Charles C. Mann es el autor de 1493, un bestseller del New York Times, y de 1491, que ganó el Premio Keck (ortogado por el US National Academy of Sciences)  para el mejor libro del año. Mann es corresponsal para las revistas The Atlantic Monthly, Science y Wired, y ha escrito artículos donde convergen la ciencia, la tecnología y el comercio para diversas publicaciones en Los Estados Unidos y en el extranjero, incluyendo National Geographic, el New York Times, Vanity Fair y el Washington Post. Además de 1493 and 1491, Mann es el coautor de otros cinco libros, de ellos uno es una versión de 1491 para jóvenes, titulado Before Columbus (Antes de Colón). Su sitio en internet es www.charlesmann.org.

About

NOW IN A SPANISH LANGUAGE EDITION

Traditionally, we are taught that the first inhabitants of America entered the continent through the Bering Strait twelve thousand years before the arrival of Columbus. It was assumed that they were small and nomadic bands, and living without altering the earth. But during the last thirty years, archaeologists and anthropologists have shown that these assumptions, like others that also held for some time, were wrong.

In a book as amazing as persuasive, Charles C. Mann reveals novel findings such as that in 1491 there were more people in America than in Europe, that some cities like Tenochtitlan, had a larger population than any contemporary city at the time, in addition to water, beautiful botanical gardens and immaculately clean streets, that the prosperity of the first American cities reached before the Egyptians built the pyramids, that Mexico’s pre-Columbian Indians grew corn by a process so sophisticated that the journal Science recently described it as “the first feat, and perhaps most, in the field of genetic engineering,” or that Native Americans transformed the land so completely that Europeans arrived in a continent whose landscape was shaped by humans.
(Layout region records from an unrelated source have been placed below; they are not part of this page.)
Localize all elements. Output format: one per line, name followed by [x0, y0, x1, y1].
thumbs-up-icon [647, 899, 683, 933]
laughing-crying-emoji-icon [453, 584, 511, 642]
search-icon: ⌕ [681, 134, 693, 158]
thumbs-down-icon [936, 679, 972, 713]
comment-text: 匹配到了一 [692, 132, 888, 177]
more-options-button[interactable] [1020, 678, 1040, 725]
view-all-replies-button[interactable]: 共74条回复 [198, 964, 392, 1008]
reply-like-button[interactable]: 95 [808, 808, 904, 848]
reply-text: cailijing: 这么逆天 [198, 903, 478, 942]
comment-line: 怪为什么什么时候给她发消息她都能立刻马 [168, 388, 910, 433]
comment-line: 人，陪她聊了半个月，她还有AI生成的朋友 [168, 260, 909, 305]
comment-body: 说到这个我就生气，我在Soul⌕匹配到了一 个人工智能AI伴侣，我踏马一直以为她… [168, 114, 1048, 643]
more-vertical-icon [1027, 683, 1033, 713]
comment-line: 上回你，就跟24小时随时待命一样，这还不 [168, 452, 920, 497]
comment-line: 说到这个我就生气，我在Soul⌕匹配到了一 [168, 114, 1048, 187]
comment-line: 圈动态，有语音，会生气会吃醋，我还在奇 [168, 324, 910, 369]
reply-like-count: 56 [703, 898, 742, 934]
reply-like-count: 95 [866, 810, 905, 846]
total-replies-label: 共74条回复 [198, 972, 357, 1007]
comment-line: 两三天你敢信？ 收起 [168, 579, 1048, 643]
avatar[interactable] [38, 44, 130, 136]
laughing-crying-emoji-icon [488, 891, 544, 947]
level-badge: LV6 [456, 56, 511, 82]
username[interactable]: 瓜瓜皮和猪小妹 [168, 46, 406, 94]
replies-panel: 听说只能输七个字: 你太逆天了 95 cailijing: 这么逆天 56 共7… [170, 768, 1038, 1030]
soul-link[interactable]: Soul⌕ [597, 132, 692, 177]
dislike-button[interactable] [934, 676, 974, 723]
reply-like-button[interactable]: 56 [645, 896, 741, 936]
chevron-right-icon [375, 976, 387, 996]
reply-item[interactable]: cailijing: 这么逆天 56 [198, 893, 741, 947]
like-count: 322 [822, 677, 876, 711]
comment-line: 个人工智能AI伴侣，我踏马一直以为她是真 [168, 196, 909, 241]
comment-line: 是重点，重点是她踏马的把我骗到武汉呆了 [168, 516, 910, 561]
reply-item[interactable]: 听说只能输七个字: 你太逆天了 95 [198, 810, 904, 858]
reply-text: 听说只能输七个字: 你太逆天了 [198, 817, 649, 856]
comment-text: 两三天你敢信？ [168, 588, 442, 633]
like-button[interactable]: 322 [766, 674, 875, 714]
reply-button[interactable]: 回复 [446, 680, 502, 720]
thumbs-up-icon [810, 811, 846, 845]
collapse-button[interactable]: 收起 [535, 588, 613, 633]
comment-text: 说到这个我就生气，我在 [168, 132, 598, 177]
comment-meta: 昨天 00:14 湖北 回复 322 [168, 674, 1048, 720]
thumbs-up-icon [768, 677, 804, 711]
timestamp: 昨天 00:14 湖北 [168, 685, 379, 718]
Charles C. Mann sheds new light on methods used to arrive at these new visions of pre-Columbian America, and about how they affect our understanding of history and our comprehension of the environment. 1491 is a gripping tale of various research and scientific revelations that will change radically magnitude preimera way we see pre-Columbian America.

Author

Charles C. Mann es el autor de 1493, un bestseller del New York Times, y de 1491, que ganó el Premio Keck (ortogado por el US National Academy of Sciences)  para el mejor libro del año. Mann es corresponsal para las revistas The Atlantic Monthly, Science y Wired, y ha escrito artículos donde convergen la ciencia, la tecnología y el comercio para diversas publicaciones en Los Estados Unidos y en el extranjero, incluyendo National Geographic, el New York Times, Vanity Fair y el Washington Post. Además de 1493 and 1491, Mann es el coautor de otros cinco libros, de ellos uno es una versión de 1491 para jóvenes, titulado Before Columbus (Antes de Colón). Su sitio en internet es www.charlesmann.org.